74-letni Edward Flaherty udusił krawatem o pięć lat młodszą żonę, bo nie chciała dać mu pieniędzy na wyjście do pubu w Glasgow. Cierpiący na demencję oskarżony usłyszał, że choć w normalnych okolicznościach zostałby skazany na wiele lat pobytu za kratkami, to nie trafi do więzienia. – Przeczytałem wiele raportów biegłych i jest dla mnie jasne, że gdybym wydał taki wyrok, zostałby pan szybko uwolniony ze względu na stan zdrowia – orzekł lord Matthews.
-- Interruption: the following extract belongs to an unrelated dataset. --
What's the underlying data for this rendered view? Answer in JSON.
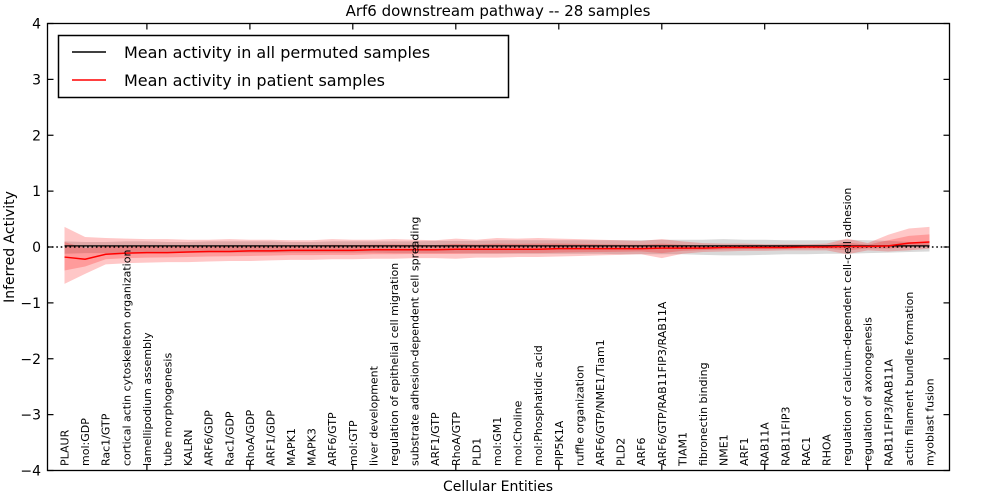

I skazał 74-latka na roczny zakaz wychodzenia z domu w godzinach otwarcia ulubionego pubu (między 11 a 23).
Oskarżony, który przeszedł trzy zawały i nie pamięta, kto jest brytyjskim premierem, nie może sobie przypomnieć morderstwa. – To musiałem być ja. W domu nie grasują duchy – oznajmił, opowiadając przysięgłym, że przez 52 lata byli dobrym małżeństwem.
Prawnicy są oburzeni wyrokiem. – Szkocja jest oczywiście częścią Zjednoczonego Królestwa, w którym nie ma kodeksu karnego i obowiązuje system common law. Sędziowie orzekają na zasadzie precedensów – tłumaczy „Rz“ prof. Piotr Kruszyński, karnista z Uniwersytetu Warszawskiego. – Wyrok uważam jednak za absurdalny. Są przecież szpitale przy więzieniach i tam chorzy odbywają karę – dodaje. Skazanie kogoś za zabicie człowieka na zakaz chodzenia do pubu urąga jego zdaniem podstawowemu poczuciu sprawiedliwości i może zachęcać innych do zabójstw.
Szkoccy politycy przekonują, że wyrok jest zły, bo ani nie gwarantuje, że Flaherty znów kogoś nie zabije ani nie zapewnia mu odpowiedniej opieki.